Moreover, empires have collapsed thanks to nationalism. It was due to the disintegration of the Russian Empire that Poland, Finland, and the Baltic states became independent – Finland at that stage was also considered a Baltic state. The British Empire was seriously shaken by the battles for Irish liberation, while the Mahatma Gandhi movement had a no less gentle impact. The last nail in the coffin of the French Empire was the war in Algiers.
This raises the simple question — where should our sympathies lie? With the nations who have liberated themselves from empires (sometimes these empires were quite liberal, such as the Austro-Hungarian Empire, but empires nonetheless) or with the fallen empires? Whose side are we on – the side of imperialism or freedom? The burden of white man or the emancipation of former colonies? Those secretly believing in the post-imperialist factor of a mission that instills a civilized way of life or the legitimacy of new nations in the world?

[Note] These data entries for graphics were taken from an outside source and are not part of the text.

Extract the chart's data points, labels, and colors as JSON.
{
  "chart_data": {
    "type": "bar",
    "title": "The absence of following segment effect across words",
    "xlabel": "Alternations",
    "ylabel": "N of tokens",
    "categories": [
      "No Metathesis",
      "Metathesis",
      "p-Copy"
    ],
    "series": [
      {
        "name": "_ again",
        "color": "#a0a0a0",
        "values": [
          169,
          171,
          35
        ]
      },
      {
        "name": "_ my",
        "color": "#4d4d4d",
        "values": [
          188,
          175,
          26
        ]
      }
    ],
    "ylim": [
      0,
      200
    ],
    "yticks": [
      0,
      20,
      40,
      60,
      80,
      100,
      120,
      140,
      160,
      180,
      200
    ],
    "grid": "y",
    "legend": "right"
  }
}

The belief that great powers stabilize the world and thus should not be dismantled, is truly absurd. This logic led to the outbreak of both world wars and is most likely to ignite another, if there is no timely reaction to declarations that the collapse of the Soviet Union was the greatest geopolitical catastrophe of the twentieth century. In fact, this statement by Vladimir Putin, the long-term or perhaps simply recurrent president of Russia, is different to the expression of post-imperialism syndrome in Western Europe – unlike Western politicians, Russia’s president did not even try to disguise his thoughts in his manner of speaking and thinking.

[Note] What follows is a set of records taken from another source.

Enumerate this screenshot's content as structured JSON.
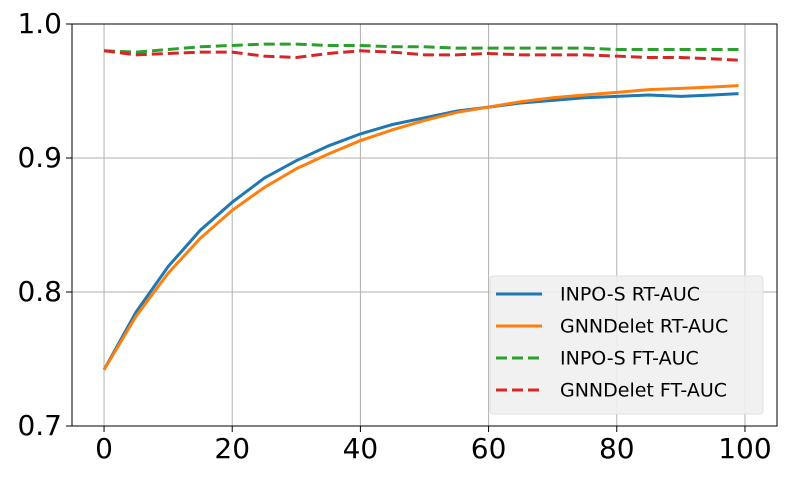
{
  "chart_data": {
    "type": "line",
    "x": [
      0,
      5,
      10,
      15,
      20,
      25,
      30,
      35,
      40,
      45,
      50,
      55,
      60,
      65,
      70,
      75,
      80,
      85,
      90,
      95,
      99
    ],
    "series": [
      {
        "name": "INPO-S RT-AUC",
        "color": "#1f77b4",
        "linestyle": "solid",
        "values": [
          0.742,
          0.785,
          0.819,
          0.846,
          0.867,
          0.885,
          0.898,
          0.909,
          0.918,
          0.925,
          0.93,
          0.935,
          0.938,
          0.941,
          0.943,
          0.945,
          0.946,
          0.947,
          0.946,
          0.947,
          0.948
        ]
      },
      {
        "name": "GNNDelet RT-AUC",
        "color": "#ff7f0e",
        "linestyle": "solid",
        "values": [
          0.742,
          0.782,
          0.814,
          0.84,
          0.861,
          0.878,
          0.892,
          0.903,
          0.913,
          0.921,
          0.928,
          0.934,
          0.938,
          0.942,
          0.945,
          0.947,
          0.949,
          0.951,
          0.952,
          0.953,
          0.954
        ]
      },
      {
        "name": "INPO-S FT-AUC",
        "color": "#2ca02c",
        "linestyle": "dashed",
        "values": [
          0.98,
          0.979,
          0.981,
          0.983,
          0.984,
          0.985,
          0.985,
          0.984,
          0.984,
          0.983,
          0.983,
          0.982,
          0.982,
          0.982,
          0.982,
          0.982,
          0.981,
          0.981,
          0.981,
          0.981,
          0.981
        ]
      },
      {
        "name": "GNNDelet FT-AUC",
        "color": "#d62728",
        "linestyle": "dashed",
        "values": [
          0.98,
          0.977,
          0.978,
          0.979,
          0.979,
          0.976,
          0.975,
          0.978,
          0.98,
          0.979,
          0.977,
          0.977,
          0.978,
          0.977,
          0.977,
          0.977,
          0.976,
          0.975,
          0.975,
          0.974,
          0.973
        ]
      }
    ],
    "xlim": [
      -5,
      105
    ],
    "xticks": [
      0,
      20,
      40,
      60,
      80,
      100
    ],
    "ylim": [
      0.7,
      1.0
    ],
    "yticks": [
      0.7,
      0.8,
      0.9,
      {
        "value": 1.0,
        "label": "1.0"
      }
    ],
    "grid": true,
    "legend": "lower right"
  }
}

What is being discussed is not a political facade, which needs to serve as a reminder of power formerly held, but now lost, but the restoration of the Soviet Union and former empires’ borders. The world may well be better off if Russia would only apply Western postimperialism, especially the British version that allowed the English, with their trademark political humor and ability to laugh at their former pretences and grandeur, to say farewell to their imperial past.
When the tragedy of the former Yugoslavia is mentioned, and nationalism is offered as an explanation, it is hard to dismiss the thought that a helplessly superficial perspective of the problem is being taken. The Balkans were a time bomb set on delay immediately after the collapse of the Austro-Hungarian Empire. It is obvious that after World War II this fragmented country was superficially brought together as a federation by Tito, thereby only preserving the Pandora’s box which was bound to fly open sooner or later.

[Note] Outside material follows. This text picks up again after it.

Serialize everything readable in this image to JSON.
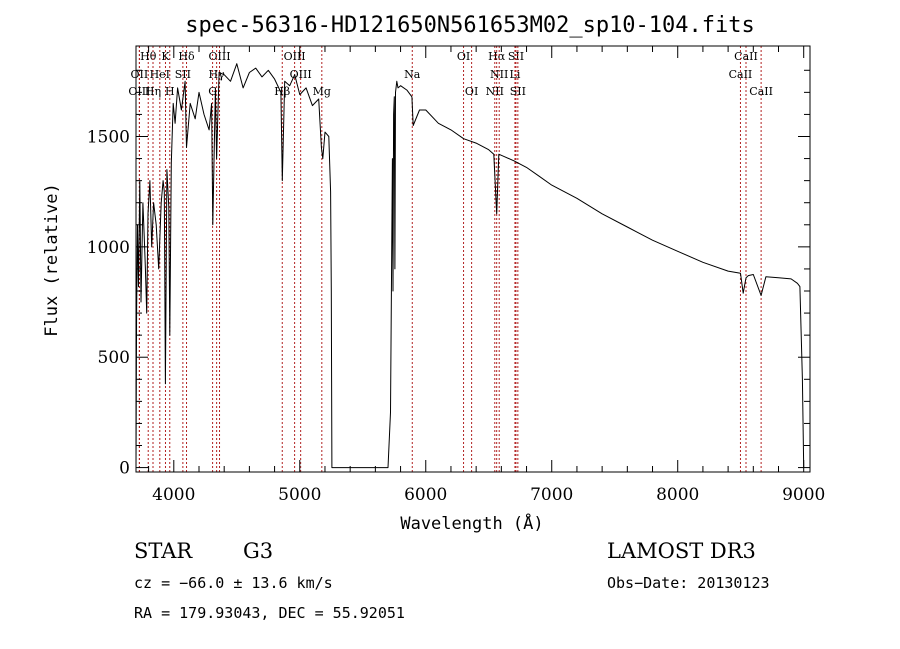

Not nationalism but the delayed domino effect of the collapse of empires created massacres in places where the West could have and should have intervened in time but failed to do so. There is no bloodier a period in international politics than the first and last phases of an imperial cycle – it is their formation and collapse that starts long-term killing and destruction; yet in their periods of stability, they can undertake their “civilizing mission” in the colonies and maintain a power-balance-based period of relative political stability.
In this respect, are there not uncanny similarities between the massacres in Yugoslavia and Rwanda? In both cases, one group was favored at the cost of the other, which naturally sowed the seeds of their mutual deadly hate: Belgian bureaucrats and administrators chose the Tutsis, not the Hutus, to work in the police force or as minor clerks. In both cases, the passivity of the West and mere waiting to see how this set-up would end was in itself a crime. And in both cases, the empires finally collapsed and in their former colonies an artificial code of ethnic and political relations was introduced.
After these events, and in light of the increasing aggression in Russian politics, only cynics or fools can say that the nationalism of small and weak nations is the greatest threat to Europe and the world. The real threat is the delayed collapse of old empires and the resulting formation of new hegemonic derivatives. I do not wish to make allusions, but it may well be that the real and most terrible effects of the disintegration of the Soviet Union will only be felt in the possibly not-too-distant future.
Here we find ourselves in the world of modernity and ambivalence. Everything depends on social and political context. Like marriage, nationalism can easily become a tool of oppression or emancipation, traditionalism or reform, subjugation or liberation. Like the search for an identity, nationalism and patriotism come as a promise of self-comprehension and self-fulfilment in the world of ambivalence and ambiguity.
Yet if we end up as conservative nationalists fighting liberal patriots, or vice versa, we will not find a way out of this predicament.